One of the reasons your metabolism isn’t burning away fat as efficiently as you’d like? Look to your magnesium levels. This essential micronutrient is required for the body to produce and store energy, and also helps boost lipolysis (a process by which your body releases fat from its stores to use as energy)—yet 75 percent of Americans do not get their RDA of this important metabolism-boosting mineral. Just a half cup of pumpkin seeds provides nearly 100 percent of your daily magnesium needs.

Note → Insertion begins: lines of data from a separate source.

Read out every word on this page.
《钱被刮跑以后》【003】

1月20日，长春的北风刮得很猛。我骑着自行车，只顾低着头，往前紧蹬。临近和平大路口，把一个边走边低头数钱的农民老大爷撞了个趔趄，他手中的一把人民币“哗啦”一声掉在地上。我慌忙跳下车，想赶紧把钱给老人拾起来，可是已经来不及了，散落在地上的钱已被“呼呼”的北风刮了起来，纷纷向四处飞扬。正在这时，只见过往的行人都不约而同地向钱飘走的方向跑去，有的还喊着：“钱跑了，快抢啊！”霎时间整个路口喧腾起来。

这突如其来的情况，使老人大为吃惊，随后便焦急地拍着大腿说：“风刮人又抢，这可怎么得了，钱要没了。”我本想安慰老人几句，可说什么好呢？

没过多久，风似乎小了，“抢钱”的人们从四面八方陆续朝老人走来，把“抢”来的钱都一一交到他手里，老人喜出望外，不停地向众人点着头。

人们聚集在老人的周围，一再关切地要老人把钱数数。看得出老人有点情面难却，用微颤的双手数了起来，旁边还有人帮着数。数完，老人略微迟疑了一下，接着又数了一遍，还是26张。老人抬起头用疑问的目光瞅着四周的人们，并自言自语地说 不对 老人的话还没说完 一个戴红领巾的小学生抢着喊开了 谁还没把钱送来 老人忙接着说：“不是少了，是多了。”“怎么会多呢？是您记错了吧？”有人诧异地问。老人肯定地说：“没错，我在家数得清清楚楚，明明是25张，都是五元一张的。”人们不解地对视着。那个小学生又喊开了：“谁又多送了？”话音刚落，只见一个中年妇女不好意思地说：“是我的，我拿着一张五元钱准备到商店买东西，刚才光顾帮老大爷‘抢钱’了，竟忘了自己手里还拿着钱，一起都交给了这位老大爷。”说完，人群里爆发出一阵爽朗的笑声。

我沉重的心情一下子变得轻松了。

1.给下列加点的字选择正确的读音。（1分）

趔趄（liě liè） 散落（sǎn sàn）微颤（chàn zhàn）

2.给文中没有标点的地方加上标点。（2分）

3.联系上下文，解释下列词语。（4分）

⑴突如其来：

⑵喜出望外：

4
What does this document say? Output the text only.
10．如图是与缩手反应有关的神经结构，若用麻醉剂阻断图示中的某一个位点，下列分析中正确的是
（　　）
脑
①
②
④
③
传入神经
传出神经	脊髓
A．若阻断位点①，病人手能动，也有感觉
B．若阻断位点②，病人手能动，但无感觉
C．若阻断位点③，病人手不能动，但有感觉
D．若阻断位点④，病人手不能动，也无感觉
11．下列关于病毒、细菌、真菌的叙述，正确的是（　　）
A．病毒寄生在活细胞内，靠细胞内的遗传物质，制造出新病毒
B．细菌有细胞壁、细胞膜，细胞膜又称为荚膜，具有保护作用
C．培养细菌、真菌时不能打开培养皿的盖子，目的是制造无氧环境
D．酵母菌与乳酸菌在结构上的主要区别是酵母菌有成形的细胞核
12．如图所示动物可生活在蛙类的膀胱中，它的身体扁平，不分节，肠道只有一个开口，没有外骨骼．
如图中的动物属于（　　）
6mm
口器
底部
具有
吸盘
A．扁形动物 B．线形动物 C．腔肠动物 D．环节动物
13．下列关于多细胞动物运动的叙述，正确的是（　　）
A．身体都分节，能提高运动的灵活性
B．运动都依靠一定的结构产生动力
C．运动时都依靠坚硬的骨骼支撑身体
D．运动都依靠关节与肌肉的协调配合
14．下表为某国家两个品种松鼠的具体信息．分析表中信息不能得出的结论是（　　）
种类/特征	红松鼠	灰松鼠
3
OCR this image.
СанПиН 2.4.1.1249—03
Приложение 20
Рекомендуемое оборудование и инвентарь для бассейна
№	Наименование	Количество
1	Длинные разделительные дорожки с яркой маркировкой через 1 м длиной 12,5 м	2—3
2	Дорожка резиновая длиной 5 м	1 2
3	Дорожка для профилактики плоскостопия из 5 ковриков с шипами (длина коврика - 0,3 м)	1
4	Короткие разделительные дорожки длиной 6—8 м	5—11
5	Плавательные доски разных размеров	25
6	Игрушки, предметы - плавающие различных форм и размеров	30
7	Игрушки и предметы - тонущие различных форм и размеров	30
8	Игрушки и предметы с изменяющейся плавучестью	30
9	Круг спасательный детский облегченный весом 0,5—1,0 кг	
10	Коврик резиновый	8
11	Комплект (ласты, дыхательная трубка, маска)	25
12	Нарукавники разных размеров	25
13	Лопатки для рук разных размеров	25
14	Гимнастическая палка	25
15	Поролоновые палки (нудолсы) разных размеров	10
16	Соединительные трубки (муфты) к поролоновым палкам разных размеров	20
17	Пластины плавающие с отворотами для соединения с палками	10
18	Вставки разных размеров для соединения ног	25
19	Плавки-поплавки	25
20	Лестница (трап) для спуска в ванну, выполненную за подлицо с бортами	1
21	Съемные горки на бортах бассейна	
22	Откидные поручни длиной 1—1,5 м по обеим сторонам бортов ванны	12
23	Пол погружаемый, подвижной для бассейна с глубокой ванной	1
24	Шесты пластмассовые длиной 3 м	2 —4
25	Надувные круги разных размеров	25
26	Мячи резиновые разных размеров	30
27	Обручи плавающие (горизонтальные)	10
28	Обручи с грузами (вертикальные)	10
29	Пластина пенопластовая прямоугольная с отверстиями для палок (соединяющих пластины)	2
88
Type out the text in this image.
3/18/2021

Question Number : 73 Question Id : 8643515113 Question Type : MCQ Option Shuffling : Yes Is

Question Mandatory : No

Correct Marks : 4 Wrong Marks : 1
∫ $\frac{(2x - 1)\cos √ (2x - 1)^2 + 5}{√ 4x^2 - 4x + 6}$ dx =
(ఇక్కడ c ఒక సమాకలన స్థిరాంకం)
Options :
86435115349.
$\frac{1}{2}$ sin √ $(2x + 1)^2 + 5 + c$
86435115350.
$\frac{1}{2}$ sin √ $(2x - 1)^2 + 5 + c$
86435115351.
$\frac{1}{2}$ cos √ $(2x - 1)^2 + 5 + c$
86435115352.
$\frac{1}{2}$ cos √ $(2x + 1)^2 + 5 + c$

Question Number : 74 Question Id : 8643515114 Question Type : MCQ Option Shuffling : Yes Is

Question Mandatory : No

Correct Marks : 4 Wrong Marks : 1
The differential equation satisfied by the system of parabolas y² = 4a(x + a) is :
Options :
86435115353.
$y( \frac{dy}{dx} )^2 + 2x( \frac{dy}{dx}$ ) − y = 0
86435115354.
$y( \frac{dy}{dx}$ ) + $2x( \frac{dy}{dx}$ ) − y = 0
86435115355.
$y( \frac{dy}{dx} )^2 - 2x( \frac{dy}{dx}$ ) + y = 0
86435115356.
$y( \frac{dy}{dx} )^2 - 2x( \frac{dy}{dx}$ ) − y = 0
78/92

It's normal to feel a few hunger pangs when you cut your calorie intake, but you don't want to feel ravenous. Filling your diet with low energy-density foods -- ones that have a low calorie count per gram -- allows you to fill up on larger portions while controlling your calorie intake. Many of these foods also supply water and fiber, which can make you feel full, to help with weight loss.
Don’t let extra hours lounging in bed stand between you and a flatter stomach. While getting enough sleep can help boost your metabolic rate, sleeping in may undo any benefit you’d enjoy from catching a few extra winks. One Obesity study reveals that late sleepers who snoozed past 10:45 in the morning ate nearly 250 more calories over the course of the day, despite eating half as many fruits and vegetables as their early bird counterparts. Even worse, they chowed down on more salty, sugary, and trans-fat-laden fast food than those who woke up earlier. If you happen to head out of the house early, you’re in for an additional metabolic boost; researchers at Northwestern University have found that people exposed to just a short period of early morning sunlight had lower BMIs than their late-waking counterparts.